US 12,260,866 B2
System and method for watermarking audio data for automated speech recognition (ASR) systems
Patrick Aubrey Naylor, Reading (GB); Dushyant Sharma, Mountain House, CA (US); William Francis Ganong, III, Brookline, MA (US); Uwe Helmut Jost, Groton, MA (US); and Ljubomir Milanovic, Vienna (AT)
Assigned to Microsoft Technology Licensing, LLC, Redmond, WA (US)
Filed by Microsoft Technology Licensing, LLC, Redmond, WA (US)
Filed on Aug. 30, 2022, as Appl. No. 17/898,962.
Prior Publication US 2024/0071396 A1, Feb. 29, 2024
Int. Cl.
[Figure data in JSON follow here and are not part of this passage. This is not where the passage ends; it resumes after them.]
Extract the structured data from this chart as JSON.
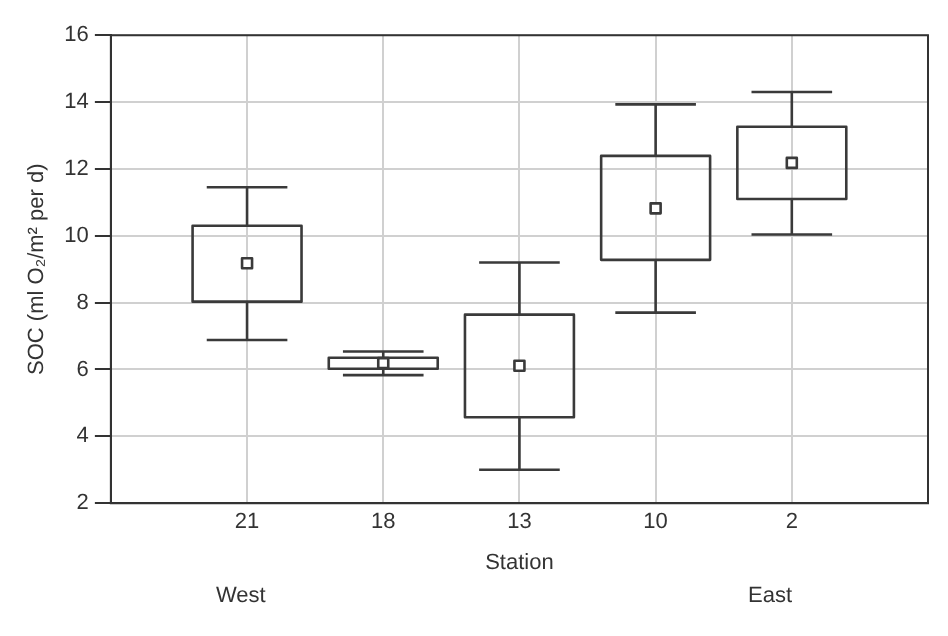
{
  "chart_data": {
    "type": "box",
    "xlabel": "Station",
    "ylabel": "SOC (ml O₂/m² per d)",
    "categories": [
      "21",
      "18",
      "13",
      "10",
      "2"
    ],
    "boxes": [
      {
        "low": 6.88,
        "q1": 8.03,
        "median": 9.18,
        "q3": 10.3,
        "high": 11.45
      },
      {
        "low": 5.83,
        "q1": 6.02,
        "median": 6.19,
        "q3": 6.35,
        "high": 6.54
      },
      {
        "low": 3.0,
        "q1": 4.57,
        "median": 6.11,
        "q3": 7.64,
        "high": 9.2
      },
      {
        "low": 7.7,
        "q1": 9.28,
        "median": 10.82,
        "q3": 12.39,
        "high": 13.93
      },
      {
        "low": 10.04,
        "q1": 11.1,
        "median": 12.18,
        "q3": 13.26,
        "high": 14.3
      }
    ],
    "color": "#3a3a3a",
    "marker": "square",
    "ylim": [
      2,
      16
    ],
    "yticks": [
      2,
      4,
      6,
      8,
      10,
      12,
      14,
      16
    ],
    "grid": true,
    "legend": false,
    "annotations": [
      "West",
      "East"
    ]
  }
}
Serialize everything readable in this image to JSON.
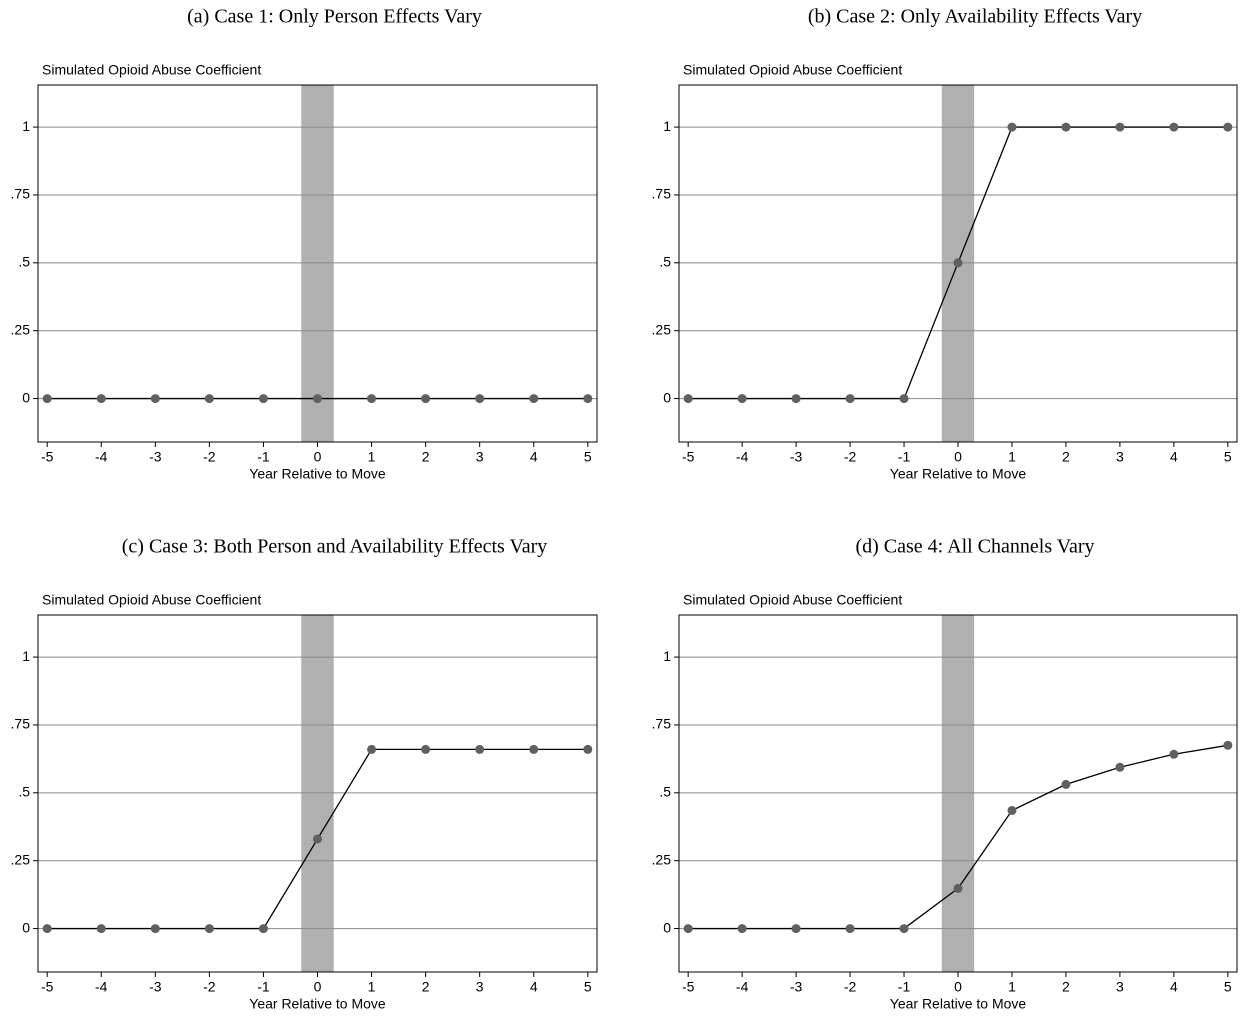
{
  "chart_data": [
    {
      "type": "line",
      "title": "(a) Case 1: Only Person Effects Vary",
      "y_label": "Simulated Opioid Abuse Coefficient",
      "x_label": "Year Relative to Move",
      "x": [
        -5,
        -4,
        -3,
        -2,
        -1,
        0,
        1,
        2,
        3,
        4,
        5
      ],
      "values": [
        0,
        0,
        0,
        0,
        0,
        0,
        0,
        0,
        0,
        0,
        0
      ],
      "color": "#000000",
      "marker_color": "#606060",
      "shaded_x": [
        -0.3,
        0.3
      ],
      "shade_color": "#b0b0b0",
      "xlim": [
        -5.17,
        5.17
      ],
      "ylim": [
        -0.16,
        1.155
      ],
      "xticks": [
        -5,
        -4,
        -3,
        -2,
        -1,
        0,
        1,
        2,
        3,
        4,
        5
      ],
      "yticks": [
        0,
        {
          "value": 0.25,
          "label": ".25"
        },
        {
          "value": 0.5,
          "label": ".5"
        },
        {
          "value": 0.75,
          "label": ".75"
        },
        1
      ],
      "grid": true
    },
    {
      "type": "line",
      "title": "(b) Case 2: Only Availability Effects Vary",
      "y_label": "Simulated Opioid Abuse Coefficient",
      "x_label": "Year Relative to Move",
      "x": [
        -5,
        -4,
        -3,
        -2,
        -1,
        0,
        1,
        2,
        3,
        4,
        5
      ],
      "values": [
        0,
        0,
        0,
        0,
        0,
        0.5,
        1,
        1,
        1,
        1,
        1
      ],
      "color": "#000000",
      "marker_color": "#606060",
      "shaded_x": [
        -0.3,
        0.3
      ],
      "shade_color": "#b0b0b0",
      "xlim": [
        -5.17,
        5.17
      ],
      "ylim": [
        -0.16,
        1.155
      ],
      "xticks": [
        -5,
        -4,
        -3,
        -2,
        -1,
        0,
        1,
        2,
        3,
        4,
        5
      ],
      "yticks": [
        0,
        {
          "value": 0.25,
          "label": ".25"
        },
        {
          "value": 0.5,
          "label": ".5"
        },
        {
          "value": 0.75,
          "label": ".75"
        },
        1
      ],
      "grid": true
    },
    {
      "type": "line",
      "title": "(c) Case 3: Both Person and Availability Effects Vary",
      "y_label": "Simulated Opioid Abuse Coefficient",
      "x_label": "Year Relative to Move",
      "x": [
        -5,
        -4,
        -3,
        -2,
        -1,
        0,
        1,
        2,
        3,
        4,
        5
      ],
      "values": [
        0,
        0,
        0,
        0,
        0,
        0.33,
        0.66,
        0.66,
        0.66,
        0.66,
        0.66
      ],
      "color": "#000000",
      "marker_color": "#606060",
      "shaded_x": [
        -0.3,
        0.3
      ],
      "shade_color": "#b0b0b0",
      "xlim": [
        -5.17,
        5.17
      ],
      "ylim": [
        -0.16,
        1.155
      ],
      "xticks": [
        -5,
        -4,
        -3,
        -2,
        -1,
        0,
        1,
        2,
        3,
        4,
        5
      ],
      "yticks": [
        0,
        {
          "value": 0.25,
          "label": ".25"
        },
        {
          "value": 0.5,
          "label": ".5"
        },
        {
          "value": 0.75,
          "label": ".75"
        },
        1
      ],
      "grid": true
    },
    {
      "type": "line",
      "title": "(d) Case 4: All Channels Vary",
      "y_label": "Simulated Opioid Abuse Coefficient",
      "x_label": "Year Relative to Move",
      "x": [
        -5,
        -4,
        -3,
        -2,
        -1,
        0,
        1,
        2,
        3,
        4,
        5
      ],
      "values": [
        0,
        0,
        0,
        0,
        0,
        0.148,
        0.435,
        0.531,
        0.594,
        0.642,
        0.675
      ],
      "color": "#000000",
      "marker_color": "#606060",
      "shaded_x": [
        -0.3,
        0.3
      ],
      "shade_color": "#b0b0b0",
      "xlim": [
        -5.17,
        5.17
      ],
      "ylim": [
        -0.16,
        1.155
      ],
      "xticks": [
        -5,
        -4,
        -3,
        -2,
        -1,
        0,
        1,
        2,
        3,
        4,
        5
      ],
      "yticks": [
        0,
        {
          "value": 0.25,
          "label": ".25"
        },
        {
          "value": 0.5,
          "label": ".5"
        },
        {
          "value": 0.75,
          "label": ".75"
        },
        1
      ],
      "grid": true
    }
  ]
}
G10L 19/018 (2013.01); G10L 15/22 (2006.01); G10L 25/21 (2013.01); G10L 25/51 (2013.01)
CPC G10L 19/018 (2013.01) [G10L 15/22 (2013.01); G10L 25/21 (2013.01); G10L 25/51 (2013.01)] 15 Claims
OG exemplary drawing
 
1. A computer-implemented method, executed on a computing device, comprising:
processing audio information associated with a speech processing system;
encoding a watermark in a non-disruptive portion of the audio information during storage and/or transmission of the audio information including:
determining a pair of time frequency points with time frequency points from a same channel;
generating a watermark database with a plurality of keys mapping a plurality of watermarks to particular pairs of time frequency points for determining or identifying the particular pairs of time frequency points; and
recording a key mapping the watermark in the audio information to a relative phase difference between the pair of time frequency points from the same channel in the watermark database; and
decoding the watermark using the key from the watermark database to identify the pair of time frequency points and by determining the relative phase difference between the identified pair of time frequency points.
 
8. A computing system comprising:
a memory; and
a processor configured to process automated speech recognition (ASR) audio information for storage and/or transmission, wherein the processor is further configured to encode a watermark in phase information of the ASR audio information during the storage and/or transmission of the ASR audio information including: to determine a pair of time frequency points with time frequency points from a same channel, to generate a watermark database with a plurality of keys mapping a plurality of watermarks to particular pairs of time frequency points for determining or identifying the particular pairs of time frequency points, and to record a key mapping the watermark in the ASR audio information to a relative phase difference between the pair of time frequency points from the same channel in the watermark database, and wherein the processor is further configured to decode the watermark using the key from the watermark database to identify during the storage and/or transmission of the ASR audio information including the pair of time frequency points and by determining the relative phase difference between the identified pair of time frequency points.
 
11. A computer program product residing on a non-transitory computer readable medium having a plurality of instructions stored thereon which, when executed by a processor, cause the processor to perform operations comprising:
processing automated speech recognition (ASR) audio information for storage and/or transmission;
determining a pair of time frequency points within the ASR audio information with time frequency points from a same channel; and
encoding a watermark in relative phase information of the ASR audio information between the pair of time frequency points during storage and/or transmission of the audio information including:
generating a watermark database with a plurality of keys mapping a plurality of watermarks to particular pairs of time frequency points for determining or identifying the particular pairs of time frequency points; and
recording a key mapping the watermark in the ASR audio information to a relative phase difference between the pair of time frequency points from the same channel in the watermark database; and
decoding the watermark using the key from the watermark database to identify the pair of time frequency points and by determining the relative phase difference between the identified pair of time frequency points.